Bernstein: Memory Correction Unlikely to Drag Down Semiconductor Equipment Sector
Taylor Wilson
Bernstein argued on July 13 that historical data contradicts the market assumption that a memory downturn must hurt equipment stocks, and that equipment offers a better risk-reward profile today — the key question is whether this memory correction stays cyclical or turns systemic.
Does a memory slump always drag equipment stocks down?
Market instinct says yes, but Bernstein's data says otherwise: from 2012 to 2018, the stock-price correlation between memory and wafer fabrication equipment (WFE) was only about 0.4; it rose to roughly 0.6 after 2019 — still well below 1.
By contrast, WFE's correlation with the Philadelphia Semiconductor Index (SOX) has stayed at 0.8–0.9 over the long term. This means → equipment stocks track the broader chip-industry cycle, not the memory sub-cycle alone.
In plain terms = memory is just one branch of semiconductors; equipment makers fill orders from the whole industry, not from memory alone.
Have equipment stocks actually held up during past memory downturns?
Bernstein reviewed seven semiconductor cycles since 2012 and found equipment stocks posted positive returns during multiple memory downturns.
Two clear examples: in 2015–2016, memory logged negative returns while equipment delivered double-digit gains; in 2021–2022, memory losses deepened yet equipment still finished in positive territory.
This reflects a deeper point — correlation alone cannot predict relative returns. What actually drives performance is each sub-sector's own fundamentals, not short-term price co-movement.
What makes this AI cycle different?
Driven by high-bandwidth memory — HBM, a type of high-speed memory designed for AI chips — and tight conventional DRAM supply, memory has vastly outperformed equipment over the past year-plus, pushing the cumulative return gap to a record high.
This means → memory's valuation premium over equipment is now at a historically elevated level — the market's optimism on memory is already "priced in."
Before this rally began, memory had actually trailed equipment for years, only catching up in cumulative gains earlier this year before pulling sharply ahead.
If memory prices normalize, will equipment demand weaken too?
Bernstein is explicit: memory prices returning to normal does not mean equipment demand deteriorates in tandem.
Four pillars still support equipment spending: AI infrastructure buildout + advanced logic nodes + advanced packaging + ongoing technology upgrades.
In plain terms = chipmakers buy equipment for far more than memory production — AI and leading-edge logic are both queuing up to place orders.
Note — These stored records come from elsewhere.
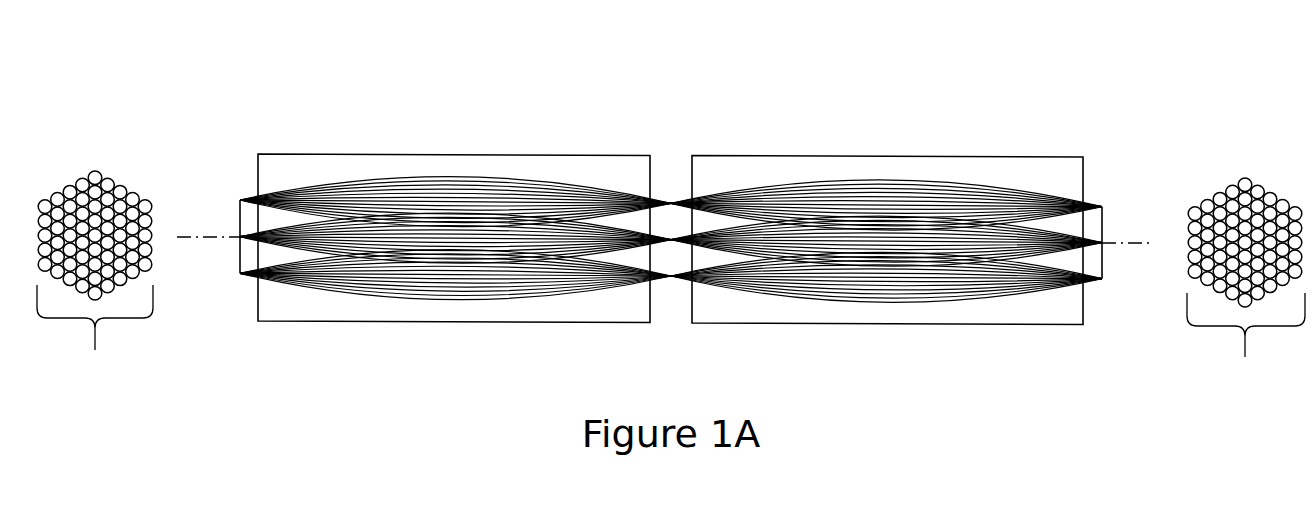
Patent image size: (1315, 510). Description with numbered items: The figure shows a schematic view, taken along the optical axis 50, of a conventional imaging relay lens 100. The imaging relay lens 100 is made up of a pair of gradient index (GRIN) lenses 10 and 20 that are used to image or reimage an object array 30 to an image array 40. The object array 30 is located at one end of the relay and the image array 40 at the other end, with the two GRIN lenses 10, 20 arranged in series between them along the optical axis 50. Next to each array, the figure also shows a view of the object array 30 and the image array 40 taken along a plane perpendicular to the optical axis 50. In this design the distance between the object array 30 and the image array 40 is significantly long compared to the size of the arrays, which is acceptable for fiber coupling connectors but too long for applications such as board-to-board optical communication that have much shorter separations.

The imaging relay lens 100 is at (212, 107).
The gradient index (GRIN) lens 10 is at (372, 321).
The gradient index (GRIN) lens 20 is at (971, 325).
The object array 30 is at (240, 218).
The image array 40 is at (1102, 222).
The optical axis 50 is at (207, 239).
What is Bernstein's bottom line?
Bernstein expects the global WFE market to keep growing over the next several years, with room for industry earnings forecasts to be revised upward.
Compared with memory, where optimistic expectations are already fully reflected, equipment stocks offer a more attractive risk-reward profile.
The key validation point: whether this memory correction is merely an intra-industry cyclical reset or escalates into a systemic risk that cuts wafer-fab capital expenditure — the former favors equipment stocks; only the latter poses a real threat.
Content is for reference only, not financial advice.